Incentivadora do projeto e estudiosa de novas formas de moradia para a terceira idade, a professora do departamento de antropologia da unicamp Guita Grin Debert autora do livro “A reinvenção da Velhice” (Edusp), defende o modelo surgido na Dinamarca na década de 1960. A tendência, assegura ela, é de aumento no número daqueles que moram separados dos filhos. Os novos arranjos estão surgindo. Se em comunidade, tanto melhor, defende Guita, já que  a satisfação na velhice também tende a aumentar se estão acompanhados. 

O princípio da Vila ConViver, que já tem 65 adeptos e fila de espera, é exatamente o da comunidade. O objetivo é promover a reflexão e a transformação da rotina dos moradores, criar uma nova arquitetura social que privilegie a vizinhança, prevenir o isolamento social e a depressão, e contribuir para uma vida mais longa dos moradores. Uma comunidade solidária apoiada na troca mútua.

"As pessoas querem viver e envelhecer com amigos. Ter amigos nesta fase da vida gera segurança em todos os sentidos", afirma Bento, que iniciou a jornada para atender a uma demanda dos associados mais velhos da ADunicamp. "Quando estudamos com cuidado essa opção, vi que era muito mais que uma moradia segura e agradável, mas um novo modo de se viver, uma experiência que envolve cooperação e participação em atividades comuns, além de desenvolver interesses e responsabilidades numa fase da vida em que isso deixa de existir. Essas atividades comuns exigem diálogo, compreensão do outro, e isso gera amizades", diz ele, que aderiu e não somente pela própria velhice.

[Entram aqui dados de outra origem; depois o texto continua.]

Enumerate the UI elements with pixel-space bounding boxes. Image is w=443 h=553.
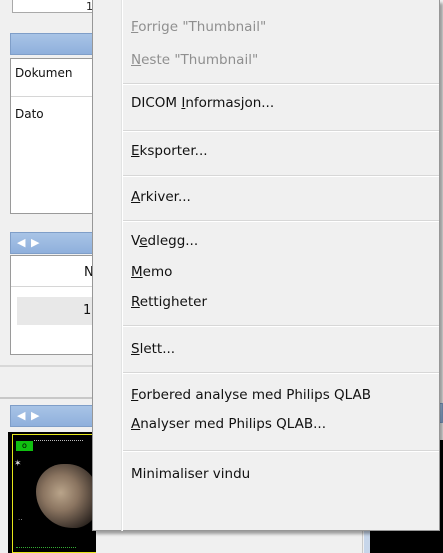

O Vila ConViver será instalado em uma área ainda a ser definida, no subúrbio de Campinas. O custo para cada participante será em torno de R$ 350 mil por unidade. Pode parecer caro, mas o modelo também pode servir para bolsos menos abastados.

"Num certo momento, descobri que o cohousing sênior era uma grande solução para a segunda fase da minha vida também. Além disso, como os homens geralmente morrem mais cedo do que as mulheres, fico mais tranquilo que a minha companheira de vida e na jornada de construção estará num grande lugar quando eu tiver partido. E, claro, isso é o que quero hoje, não só para mim, mas que esse conceito esteja disponível para todos os envelhecentes, de todas as camadas sociais", completa Bento.

O exemplo está dado, sugere o engenheiro Edgar Werblowsky, criador do Fórum de Moradia para a Longevidade que pesquisa modelos de moradia pelo mundo adaptáveis à realidade brasileira.

"O principal desafio para o florescimento do modelo no Brasil é a governança. Para um país que não tem tradição em associativismo, em trabalho em comunidade, os processos de tomadas de decisão são cruciais e sua falta podem por tudo a perder", sugere.

As dificuldades, claro, vem a reboque. Entre os integrantes, ainda há desconhecimento desse tipo de comunidade residencial intencional e dos benefícios associados ao modelo, além da resistência à adoção de um modelo não hierárquico, participativo e cooperativo, segundo Bento. E na hora de construir e legalizar, ainda faltam legislação adequada e compreensão por parte dos órgãos públicos. Mas, devagar e sempre, eles estão caminhando e propagando a ideia.